LE SYNDROME PREMENSTRUEL

et le rôle de l’alimentation


 

Le Syndrome Prémenstruel ne se présente pas de la même manière tout au long de la vie hormonale. Le SPM évolue au fil des mois et les manifestations des troubles variants en fonction des sensibilités et des périodes.

 

En première partie du cycle, les ovaires produisent beaucoup d’oestrogènes. Puis vers le 14ème jour, c’est la progestérone qui est sécrétée en plus grande quantité.

 

Si cette dernière est insuffisante, il y a alors un excès d’oestrogènes et carence en progestérone. Ses variations du taux d’hormones bouleversent le cycle, avec un cortège de symptômes.

 

Bien sûre, la première cause du SPM est hormonale, mais le facteur nutritionnel a aussi une part non négligeable dans le déclenchement des symptômes. Des carences en vitamines et minéraux et l’hypoglycémie peuvent être la source ou aggraver le syndrome prémenstruel.

 

C’est en notant au fil des cycles ses symptômes qu’il est possible de tenter d’identifier la cause des douleurs.

 

Plus de 150 symptômes sont associés au syndrome ! En voici les plus connus :

 

– Crampes & Spasmes : les douleurs musculaires et articulaires, ainsi que les douleurs localisées au niveau des reins, du ventre et du bas ventre

 

– Troubles digestifs : nausées, vomissement, diarrhée, constipation, ballonnement, manque d’appétit ou excès de fringales…

 

– Maux de tête et migraines

 

– La rétention d’eau, gonflement, la sensation d’être gonflée, jambes lourdes, tension au niveau des seins, surtout s’il est aggravé par une présence excessive de sodium

 

– Troubles de l’humeur et tensions nerveuses : anxiété, irritabilité, les nerfs à fleur de peau

 

– Le stress et l’insomnie, la fatigue : le seuil de tolérance a tendance à s’abaisser, entraînant une réaction d’hypersensibilité

 

– Des problèmes cutanées : eczéma, acné, herpès…

 

Le SPM est loin d’être une fatalité. Les méthodes naturelles sont capables de prévenir l’apparition des symptômes et de mieux encadrer le syndrome pour diminuer la douleur.

 

Pour préparer un plan d’action, prenez le temps d’appréhender et de comprendre vos symptômes les plus récurrents et d’en prendre note. Une bonne hygiène de vie qui limite les excès et les écarts vient au premier plan pour agir contre le syndrome prémenstruel : une alimentation sur mesure, faite pour vous !

 

Ci-dessous, voici quelques généralités de conseils diététiques.

 

Les envies de sucre touchent beaucoup de femmes avant leurs règles. A cette période, le taux de sucre dans le sang est au plus bas, parce que l’insuline (l’hormone qui fait entrer le sucre dans les cellules) fonctionne mieux.
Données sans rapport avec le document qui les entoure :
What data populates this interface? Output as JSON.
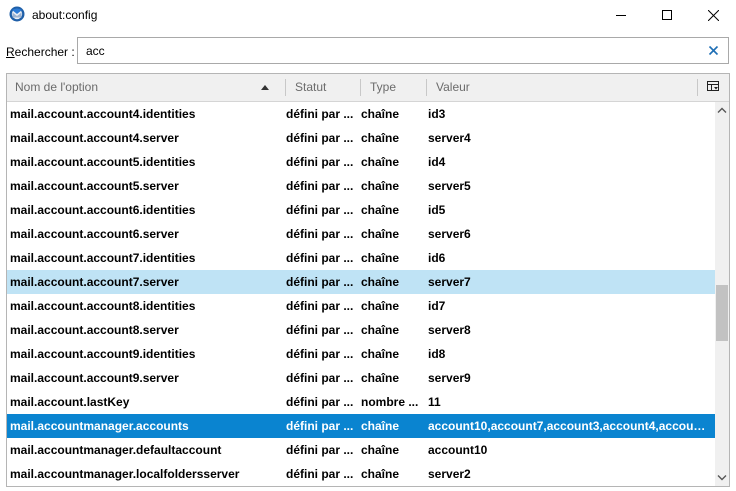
{
  "window": {
    "title": "about:config",
    "icon": "thunderbird-icon",
    "controls": [
      "minimize-icon",
      "maximize-icon",
      "close-icon"
    ]
  },
  "search": {
    "label_accel": "R",
    "label_rest": "echercher :",
    "value": "acc",
    "clear_icon": "clear-x-icon"
  },
  "columns": {
    "name": "Nom de l'option",
    "status": "Statut",
    "type": "Type",
    "value": "Valeur",
    "sort": "ascending"
  },
  "rows": [
    {
      "name": "mail.account.account4.identities",
      "status": "défini par ...",
      "type": "chaîne",
      "value": "id3"
    },
    {
      "name": "mail.account.account4.server",
      "status": "défini par ...",
      "type": "chaîne",
      "value": "server4"
    },
    {
      "name": "mail.account.account5.identities",
      "status": "défini par ...",
      "type": "chaîne",
      "value": "id4"
    },
    {
      "name": "mail.account.account5.server",
      "status": "défini par ...",
      "type": "chaîne",
      "value": "server5"
    },
    {
      "name": "mail.account.account6.identities",
      "status": "défini par ...",
      "type": "chaîne",
      "value": "id5"
    },
    {
      "name": "mail.account.account6.server",
      "status": "défini par ...",
      "type": "chaîne",
      "value": "server6"
    },
    {
      "name": "mail.account.account7.identities",
      "status": "défini par ...",
      "type": "chaîne",
      "value": "id6"
    },
    {
      "name": "mail.account.account7.server",
      "status": "défini par ...",
      "type": "chaîne",
      "value": "server7"
    },
    {
      "name": "mail.account.account8.identities",
      "status": "défini par ...",
      "type": "chaîne",
      "value": "id7"
    },
    {
      "name": "mail.account.account8.server",
      "status": "défini par ...",
      "type": "chaîne",
      "value": "server8"
    },
    {
      "name": "mail.account.account9.identities",
      "status": "défini par ...",
      "type": "chaîne",
      "value": "id8"
    },
    {
      "name": "mail.account.account9.server",
      "status": "défini par ...",
      "type": "chaîne",
      "value": "server9"
    },
    {
      "name": "mail.account.lastKey",
      "status": "défini par ...",
      "type": "nombre ...",
      "value": "11"
    },
    {
      "name": "mail.accountmanager.accounts",
      "status": "défini par ...",
      "type": "chaîne",
      "value": "account10,account7,account3,account4,account..."
    },
    {
      "name": "mail.accountmanager.defaultaccount",
      "status": "défini par ...",
      "type": "chaîne",
      "value": "account10"
    },
    {
      "name": "mail.accountmanager.localfoldersserver",
      "status": "défini par ...",
      "type": "chaîne",
      "value": "server2"
    }
  ],
  "hover_index": 7,
  "selected_index": 13,
  "colors": {
    "hover_row": "#bfe3f5",
    "selected_row": "#0a84d0",
    "header_bg": "#f0f0f0"
  }
}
Comme il y a moins de sang qui circule, le cerveau en reçoit moins également. D’où de furieuses envies de barres chocolatées.

 

Essayer d’anticiper en consommant beaucoup de sucres lents aux repas pendant cette période « à risque », de fibres, et de légumes. Cela devra vous aider à passer ce délicat moment avec plus de sérénité. On parle de la glycémie ici et ici.

 

Dans une alimentation équilibrée, les sucres rapides ne devraient pas représenter plus de 10 à 15% des apports énergiques journaliers.

 

A contrario, misez sur les acides gras.

 

Pour être bien dans son assiette avant la période prémenstruelle, pensez aux Oméga 3 et aux Oméga 6. Ces acides gras essentiels ont un effet actif pour stabiliser les troubles de l’humeur.

 

Une fois ingérés, ils se transforment en prostaglandine, dont la principale fonction est de réguler les hormones. Les symptômes du syndrome prémenstruel sont plus importants chez les femmes qui sont en carence d’oméga 3 et d’oméga 6. Ces acides gras sont dits indispensables, c’est à dire que le corps ne peut pas les produire et qu’il faut en consommer une quantité quotidienne pour couvrir ses besoins.

 

Mais prudence, ne consommez pas trop d’oméga 6 par rapport à la proportion d’oméga 3 pour ne pas limiter les bienfaits des oméga 3. Le ratio oméga 6/3 devrait être de 5 pour 1.

 

Quand au ratio sodium / potassium, limitez la consommation de sel durant les 15 jours qui précèdent les règles. C’est le meilleur moyen d’éviter la rétention d’eau, gonflement, jambes lourdes, tension au niveau des seins… Remplacez le sel par les épices ou les herbes.

 

Pour rétablir l’équilibre et limiter la rétention, pensez à boire au moins 1,5l d’eau par jour et à consommer des aliments riches en potassium qui neutralisent l’effet du sodium. Donnez la préférence aux légumes frais, en mettant de côté les plats cuisinés qui ont un taux élevé en sel.

 

Parmi les aliments les plus riches en sel, vous trouverez la baguette de pain, la charcuterie, le fromage, les plats cuisinés et les conserves.

 

Certaines femmes sont très sensibles à la caféine (thé, café, cola), qui peut aggraver tous les symptômes du syndrome prémenstruel, ainsi que l’anxiété ou la mauvaise humeur. Optez pour la version « décaféinée », mais même là, soyez vigilante. On parle du café ici.

 

Non, le syndrome prémenstruel n’est pas purement psychologique !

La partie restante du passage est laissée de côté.